The same, however, cannot be said about the Rohingya.
Whether in western Myanmar’s Rakhine state, southeastern Bangladesh or Malaysia, this group remains the subject of almost universal hatred from their neighbours.
With Aung San Suu Kyi ascendant, the human rights community’s discourse has shifted a bit more towards campaigning for the Rohingya, especially after thousands of them were found drifting helplessly on boats off the coasts of Southeast Asia, and the discovery of mass graves of Rohingya trafficking victims along the Thai-Malaysia border.
But for whatever reason, the level of international interest and support – whether from the human rights community or the public, or from Aung San Suu Kyi for that matter – pales in comparison with her house-arrest days.
Now, as Bangladesh conducts its first census of the undocumented Rohingya population, government officials say the project is clearly a good thing, forming the basis of future initiatives to help the community effectively.
Speaking to Al Jazeera, Alamgir Hossein, the census project director, said: “If you are going to help them in any way, whether it’s through international aid assistance or medical assistance, whatever it is there is no alternative to getting the proper facts and figures.”
Some Rohingya, too, are enthusiastic about the census. They are happy finally to be recognised as a community and hopeful that this will firm up their identity both in Bangladesh and internationally.

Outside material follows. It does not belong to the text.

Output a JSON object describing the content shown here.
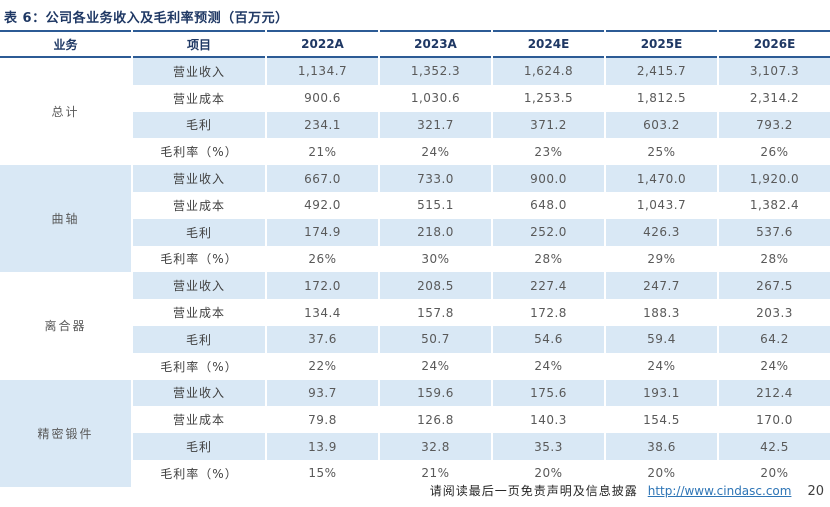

However, others have good reason to be apprehensive about the implications. After all, the Bangladesh government and the Bangladeshi people have not been their friends so far.
They have been denied education for their children and medical care for their ill.
Women and girls have fallen prey to sex traffickers while men and boys have been easy targets for human traffickers supplying slave labour to Southeast Asia.
Historically, a targeted census has rarely been good news for a vulnerable, persecuted community.
In Bangladesh, some Rohingya worry that once the government has conducted its survey, it will round them up and relocate them or, worse, push them back to Myanmar.
Mohammad Kalam, an ethnic Rohingya, eloped with his wife from Myanmar to Bangladesh eight years ago, but has found it impossible to register their marriage in Bangladesh.
“Instead of sending us to Myanmar, it would be better if they killed us here,” he told Al Jazeera.
“My wife and I were able to get out last time. This time if we are sent back, they will see us as criminals and they will definitely send us to prison or kill us.”
The Bangladesh census labels the Rohingya as Myanmar nationals and, as such, is sure to provoke opposition across the border, where people describe the community as foreign Bengalis.
Some aid agency officials speculate that as democratisation in Myanmar continues, Bangladesh will use the census result as the basis for declaring they have “X” number of Myanmar nationals – and that Myanmar should take them back.
At that point, the stage could be set for the Rohingya to find themselves in the middle of another quarrel, one they will once again have little control over.